Adam Artis bought and sold hundreds of acres in northeast Wayne County in the last half of the 19th century. Almost 160 years after he filed his first deed, his descendants remain on pockets of his land strung along Highway 222. More enduringly, their family cemeteries cluster east of Eureka toward Stantonsburg — at the heart of his erstwhile empire.
#1 marks the location of Adam Artis’ grave. His many wives and children notwithstanding, until the mid-1980s, his was the only readily identifiable grave in the plot.
#2 is the self-proclaimed “Historic John I. Exum” cemetery. Adam’s kin intermarried considerably with Exums, including his granddaughter Cora Artis, who married John Ed Exum, and his sister Delilah Williams, who married Simon Exum. Delilah and Simon, however, are buried at #3, along with several of their descendants.
Red Hill Road debouches into 222 across from #3. Not a half-mile back up the road, at least two and possibly four of Adam’s sons rest. Noah and June Scott Artis are buried in #4 with several of June’s offspring, as well as their brother Robert‘s wife and their brother Henry J.B.‘s wife and children.
About a half-mile, as the crow flies, south of #3 is #5, which contains the graves of Adam’s son William M. Artis and his descendants, as well a daughter of Adam’s brother Jesse Artis.
The road snaking northwest out of Eureka becomes Turner Swamp Road past the city limits. Just off the edge of this map, perhaps a mile up the road, stands Turner Swamp Baptist Church, once led by Jonah Williams, brother of Adam Artis, Jesse Artis and Delilah Williams Exum. A sizeable cemetery lies behind the church, and it contains the graves of Magnolia Artis Reid, daughter of Loumiza Artis Artis, who was another Artis sibling, as well as descendants of Zilpha Artis Reid and Richard Artis, yet more siblings. Turner Swamp itself appears as a dark green curve bracketing the upper left corner of the photo. It is likely that the original location of the church was north along the banks of the waterway, at the site where the overgrown graves of Jonah Williams and his family lie.
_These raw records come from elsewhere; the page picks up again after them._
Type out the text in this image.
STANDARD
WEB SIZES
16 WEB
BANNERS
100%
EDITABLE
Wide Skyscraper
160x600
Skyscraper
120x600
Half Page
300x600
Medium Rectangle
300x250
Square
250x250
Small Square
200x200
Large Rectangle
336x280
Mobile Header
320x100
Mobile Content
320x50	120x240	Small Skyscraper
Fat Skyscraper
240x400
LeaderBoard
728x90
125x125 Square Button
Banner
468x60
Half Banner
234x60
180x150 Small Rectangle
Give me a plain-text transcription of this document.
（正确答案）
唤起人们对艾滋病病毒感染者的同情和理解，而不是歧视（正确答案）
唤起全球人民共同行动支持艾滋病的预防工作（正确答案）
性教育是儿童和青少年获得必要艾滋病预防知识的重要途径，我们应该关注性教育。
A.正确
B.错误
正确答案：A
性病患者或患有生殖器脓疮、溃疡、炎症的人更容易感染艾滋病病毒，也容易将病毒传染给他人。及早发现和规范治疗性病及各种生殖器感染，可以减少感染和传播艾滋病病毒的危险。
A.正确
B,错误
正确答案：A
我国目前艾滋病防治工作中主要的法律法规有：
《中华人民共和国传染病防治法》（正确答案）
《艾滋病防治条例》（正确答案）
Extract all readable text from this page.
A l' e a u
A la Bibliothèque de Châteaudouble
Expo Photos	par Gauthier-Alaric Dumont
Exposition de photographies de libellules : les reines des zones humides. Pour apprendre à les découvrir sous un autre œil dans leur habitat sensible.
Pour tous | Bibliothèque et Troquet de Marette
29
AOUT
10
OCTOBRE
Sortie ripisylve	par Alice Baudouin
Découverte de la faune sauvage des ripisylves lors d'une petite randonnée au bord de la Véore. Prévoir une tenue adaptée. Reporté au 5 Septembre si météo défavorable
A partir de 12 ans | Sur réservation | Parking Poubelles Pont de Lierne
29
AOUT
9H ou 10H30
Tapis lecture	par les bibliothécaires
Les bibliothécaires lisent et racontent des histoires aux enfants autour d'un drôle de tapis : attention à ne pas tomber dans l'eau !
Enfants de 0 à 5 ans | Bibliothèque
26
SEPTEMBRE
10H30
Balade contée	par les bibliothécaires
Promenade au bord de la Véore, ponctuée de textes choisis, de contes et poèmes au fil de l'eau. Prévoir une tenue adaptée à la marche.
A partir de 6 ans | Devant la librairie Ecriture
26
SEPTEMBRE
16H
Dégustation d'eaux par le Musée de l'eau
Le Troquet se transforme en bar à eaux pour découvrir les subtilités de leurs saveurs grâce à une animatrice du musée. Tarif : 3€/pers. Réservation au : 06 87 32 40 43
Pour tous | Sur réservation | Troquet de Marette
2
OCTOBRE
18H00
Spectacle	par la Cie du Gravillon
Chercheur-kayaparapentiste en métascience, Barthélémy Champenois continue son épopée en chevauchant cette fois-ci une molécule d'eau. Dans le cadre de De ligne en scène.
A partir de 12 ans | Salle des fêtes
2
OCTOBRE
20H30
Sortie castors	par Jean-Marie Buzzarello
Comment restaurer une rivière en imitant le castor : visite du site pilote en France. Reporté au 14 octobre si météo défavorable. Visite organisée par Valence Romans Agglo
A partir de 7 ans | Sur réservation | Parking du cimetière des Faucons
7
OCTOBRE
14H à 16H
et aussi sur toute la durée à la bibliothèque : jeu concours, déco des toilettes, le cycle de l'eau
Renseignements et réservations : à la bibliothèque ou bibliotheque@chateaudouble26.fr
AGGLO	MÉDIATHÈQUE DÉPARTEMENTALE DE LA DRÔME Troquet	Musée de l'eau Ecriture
Back in the other direction, east on 222 toward Stantonsburg, lies Watery Branch Road. (The branch itself is the dark green sword piercing more than halfway into the frame from the right.) Perhaps a quarter-mile, if that far, down the road on the right lies the Diggs cemetery, another small family graveyard. Celia Artis, born about 1800, the wealthiest free woman of color in Wayne County, was the Diggs’ matriarch. She and Adam Artis’ kinship, if any, was unknown even to them. Two of Celia’s great-granddaughters married a son and a grandson of Adam Artis. Leslie Artis, his wife Minnie Diggs Artis, and some of their descendants are buried here.